Highlighting how existing inequalities have been exacerbated by the pandemic, London First calls for the Government’s levelling up agenda to be focussed on families and communities in need, rather than along regional lines. Key findings here include:

  • The already stark level of unemployment is worse for the city’s ethnic minority communities, who face unemployment levels in the Central London Forward [2] subregion of 14.9%;
  • Significant levels of disadvantage and poverty exist in the capital, driven partly by high living, particularly housing, costs – London has the highest proportion of Universal Credit claimants as a % of population (16.9%), and higher poverty rates versus the national average (28% v 22%);
  • London poverty rates are particularly high among children, with 37% of children living in poverty, the highest regional level in the UK.
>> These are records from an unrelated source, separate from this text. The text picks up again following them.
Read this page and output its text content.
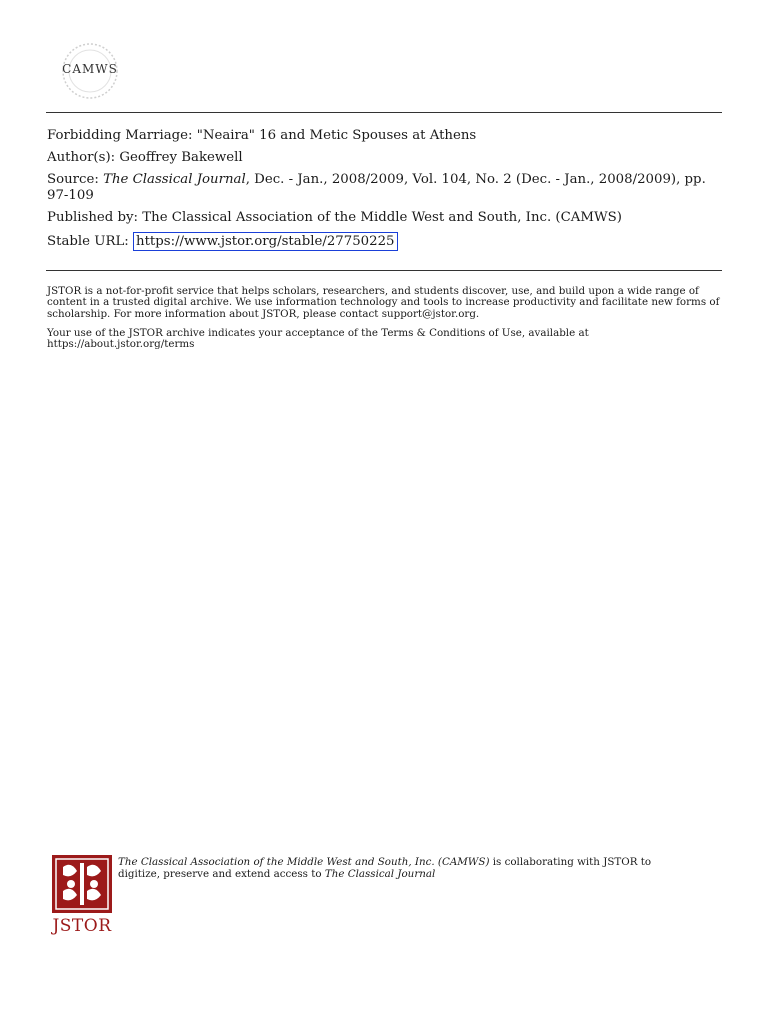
CAMWS

Forbidding Marriage: "Neaira" 16 and Metic Spouses at Athens

Author(s): Geoffrey Bakewell

Source: The Classical Journal, Dec. - Jan., 2008/2009, Vol. 104, No. 2 (Dec. - Jan., 2008/2009), pp. 97-109

Published by: The Classical Association of the Middle West and South, Inc. (CAMWS)

Stable URL: https://www.jstor.org/stable/27750225

JSTOR is a not-for-profit service that helps scholars, researchers, and students discover, use, and build upon a wide range of content in a trusted digital archive. We use information technology and tools to increase productivity and facilitate new forms of scholarship. For more information about JSTOR, please contact support@jstor.org.

Your use of the JSTOR archive indicates your acceptance of the Terms & Conditions of Use, available at https://about.jstor.org/terms

JSTOR
The Classical Association of the Middle West and South, Inc. (CAMWS) is collaborating with JSTOR to digitize, preserve and extend access to The Classical Journal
Looking at London’s role in driving the UK’s recovery and supporting levelling up, the report argues that promoting the capital’s recovery alongside that of other cities and regions could generate a fiscal surplus to support government investment in vulnerable communities, given that in normal times:

  • London represents c. 13% of UK population, but it accounts for c. 23% of GDP, suggesting its recovery is critical to UK as a whole;
  • London’s net fiscal surplus per person is UK’s highest at £4.3K, followed by South East & East of England (£2.4K, £0.7K respectively);
  • In contrast, all other counties and regions in the UK are generating a deficit, resulting in an overall deficit of £0.6K per person in the UK.

Against this backdrop, London First’s recovery recommendations on promoting the capital and investing in transport and skills, will make a tangible difference in accelerating London’s recovery, paying for themselves many times over. Looking at each area in more detail:

On bringing people back, the report calls for a scale, properly funded campaign to bring people ‘back to (central) London’, gradually staged by type of audience: local ‘commuters’ and businesses, domestic visitors, European visitors, other international visitors. London & Partners is currently coordinating a campaign through a grant from the GLA of £6M in addition to its recent budget of c. £17M. Significantly increasing this for three years, in line with the report’s recommendations, could have a dramatic impact on domestic and international footfall, helping to avoid the worst-case economic scenario.

On transport, the report sets out the funding needed to support Transport for London to ensure it can maintain bus and underground service levels in 2021-23, to encourage people back onto the network and into central London. For rail, the report costs incentivising first use and then regularity of use via short-term discounts. On international travel, a stable and transparent framework for restrictions is key. It is essential that the Government delivers on its commitment to work bilaterally and multilaterally to reach agreements on reopening and common standards for covid certification.

On skills, the report makes the case for a business-led reskilling programme supported by specific funding enhancements. As the long-term picture takes shape, additional funding may be needed but a set of no-regrets actions should be implemented now. These include: the creation of a London Careers Service; support for employees from sectors that have suffered the most due to COVID-19 or automation via a London Adult Retraining Scheme; ambitious UK skills devolution programme overseen and coordinated by regional employer-led skills commissioning boards; and a London Apprenticeship Fund targeted at small firms and sectors affected by Covid-19 to re-start apprenticeship growth in the capital.

The report sets out in more detail how each of these interventions should be funded and how they support the avoidance of the GLA’s worst case scenario.